I was excited to have bread.
“Damn dogs don’t shut up! I need to focus my ears to hear a signal the breadman is on his way.”
“Why you want to hear that? You just lectured me about time, but seemingly your lecture isn’t exactly clear in your old head. The breadman will be here when it’s time for him to be here. We won’t miss him. We hear his trap half a kilometer away besides the commotion of others waiting for fresh bread, impossible not to notice him.”
I heard the breadman far away.
“Warm bread! Warm bread!” he rang his bicycle bell. “Warm bread! Warm bread!”

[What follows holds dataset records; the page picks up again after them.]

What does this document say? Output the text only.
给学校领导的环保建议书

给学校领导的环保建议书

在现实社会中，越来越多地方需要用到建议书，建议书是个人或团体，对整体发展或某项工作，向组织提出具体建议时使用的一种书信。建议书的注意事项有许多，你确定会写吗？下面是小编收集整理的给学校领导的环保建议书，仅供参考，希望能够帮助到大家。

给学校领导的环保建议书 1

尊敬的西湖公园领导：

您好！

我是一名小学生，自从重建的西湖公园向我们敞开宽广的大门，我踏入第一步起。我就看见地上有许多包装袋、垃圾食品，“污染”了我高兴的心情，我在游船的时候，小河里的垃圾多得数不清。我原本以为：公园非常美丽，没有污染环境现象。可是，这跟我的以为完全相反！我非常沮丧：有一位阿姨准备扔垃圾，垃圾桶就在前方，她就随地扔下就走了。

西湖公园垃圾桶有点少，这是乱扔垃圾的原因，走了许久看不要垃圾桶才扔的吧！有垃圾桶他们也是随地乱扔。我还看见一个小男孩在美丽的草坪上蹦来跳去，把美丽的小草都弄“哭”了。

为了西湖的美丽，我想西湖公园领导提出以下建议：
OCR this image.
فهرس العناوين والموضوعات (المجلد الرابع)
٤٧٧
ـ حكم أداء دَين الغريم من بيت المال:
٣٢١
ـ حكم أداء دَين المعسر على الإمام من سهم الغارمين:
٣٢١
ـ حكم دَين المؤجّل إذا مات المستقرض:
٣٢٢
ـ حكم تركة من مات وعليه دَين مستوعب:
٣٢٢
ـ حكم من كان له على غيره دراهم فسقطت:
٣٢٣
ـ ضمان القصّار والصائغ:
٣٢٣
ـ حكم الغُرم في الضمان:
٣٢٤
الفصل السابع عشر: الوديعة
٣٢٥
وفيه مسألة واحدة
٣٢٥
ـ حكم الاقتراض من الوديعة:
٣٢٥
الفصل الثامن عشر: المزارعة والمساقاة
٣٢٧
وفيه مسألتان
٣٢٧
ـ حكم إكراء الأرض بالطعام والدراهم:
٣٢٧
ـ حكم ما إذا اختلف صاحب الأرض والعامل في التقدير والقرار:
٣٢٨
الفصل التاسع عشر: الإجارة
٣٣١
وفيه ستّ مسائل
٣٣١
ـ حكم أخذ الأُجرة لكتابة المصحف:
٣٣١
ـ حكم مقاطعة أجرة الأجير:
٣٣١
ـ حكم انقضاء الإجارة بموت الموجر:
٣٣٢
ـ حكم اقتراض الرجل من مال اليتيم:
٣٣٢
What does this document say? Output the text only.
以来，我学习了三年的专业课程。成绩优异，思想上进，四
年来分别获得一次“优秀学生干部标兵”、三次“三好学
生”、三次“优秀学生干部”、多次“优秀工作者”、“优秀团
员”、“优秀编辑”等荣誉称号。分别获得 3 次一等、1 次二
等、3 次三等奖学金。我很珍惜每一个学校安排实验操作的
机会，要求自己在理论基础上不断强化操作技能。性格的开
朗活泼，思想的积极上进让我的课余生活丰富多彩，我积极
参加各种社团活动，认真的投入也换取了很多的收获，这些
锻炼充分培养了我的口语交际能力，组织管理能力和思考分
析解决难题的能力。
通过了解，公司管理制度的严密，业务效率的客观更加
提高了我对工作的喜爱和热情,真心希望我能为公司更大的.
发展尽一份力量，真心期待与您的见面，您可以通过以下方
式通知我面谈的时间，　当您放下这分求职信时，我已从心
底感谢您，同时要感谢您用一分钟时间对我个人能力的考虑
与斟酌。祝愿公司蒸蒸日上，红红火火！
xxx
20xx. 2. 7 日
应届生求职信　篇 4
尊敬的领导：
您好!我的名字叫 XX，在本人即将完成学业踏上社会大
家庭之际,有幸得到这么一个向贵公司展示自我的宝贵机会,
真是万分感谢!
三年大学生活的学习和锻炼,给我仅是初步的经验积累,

“Thank heavens the man is on the way! Arminda, go fast! Be the first customer. Get the warmest loaf, the biggest. Here, take the money! Run! Run!” he shouted anxiously, and Grandmother ran from the kitchen as fast as her feeble legs allowed.
“Jesus, Is that as fast as you can run? You took almost an hour to get less than ten steps from the kitchen to the front window. O, Jesus lord, we won’t have the warmest and biggest loaf!”
“Quit the illusion! The man passed at least twenty streets before ours. The bread won’t be so warm; and the biggest loaf was first to go.”
“Just run! Do what I tell you!”
When Grandma returned to the kitchen, Grandpa followed.
“Let me touch the bread,” he said, unwrapping the paper. “That’s it? The biggest loaf you could get is this small one? I should make you go back and change it for bigger!”
“Tudé, they're all the same size. Don’t make mental trouble!”
“Reinforce to your daughter Elga then that I buy fresh bread Saturday. Her sprouts are allowed to have a slice then and another slice Sunday. The rest of the days, they eat corn flour flakes. The bread is for me, a sick man. In addition, till Elga’s junk husband gets out of jail, I’m the only breadwinner here. God knows what I went through to earn my monthly retirement check, struggling ten to eleven hours Monday to Saturday over fifty-five years in that English cotton mill. The owners there and all around here are filthy rich, and what did I get? Open wounds in my shins, turned into a miserable slave that has to pay the mill rent every month. I deserve to have more bread than everybody else.”
“Yes, Tudé, food is your motivation, right? What you mean is don’t touch the bread or you'll belt them!”
“You know what I mean! True, food is the only motivation. You didn’t boil water for the coffee yet? Jesus!”
“Fire makes water boil, not me, creature."
“My Saturday will be delayed because you started this lousy fire.”
The smell of coffee warmed my spirit.
“Aw! Finally coffee is ready! Pour it for me in the big mug, the one I made out of a preserved figs can, with lots of sugar,” Grandpa instructed.
“You can’t eat sugar, Tudé.”
“O, there we go again. Who said I can’t?”
“You have diabetes, man.”
“Who said I have?”
The salvation is with the girl. I’ll invest in her.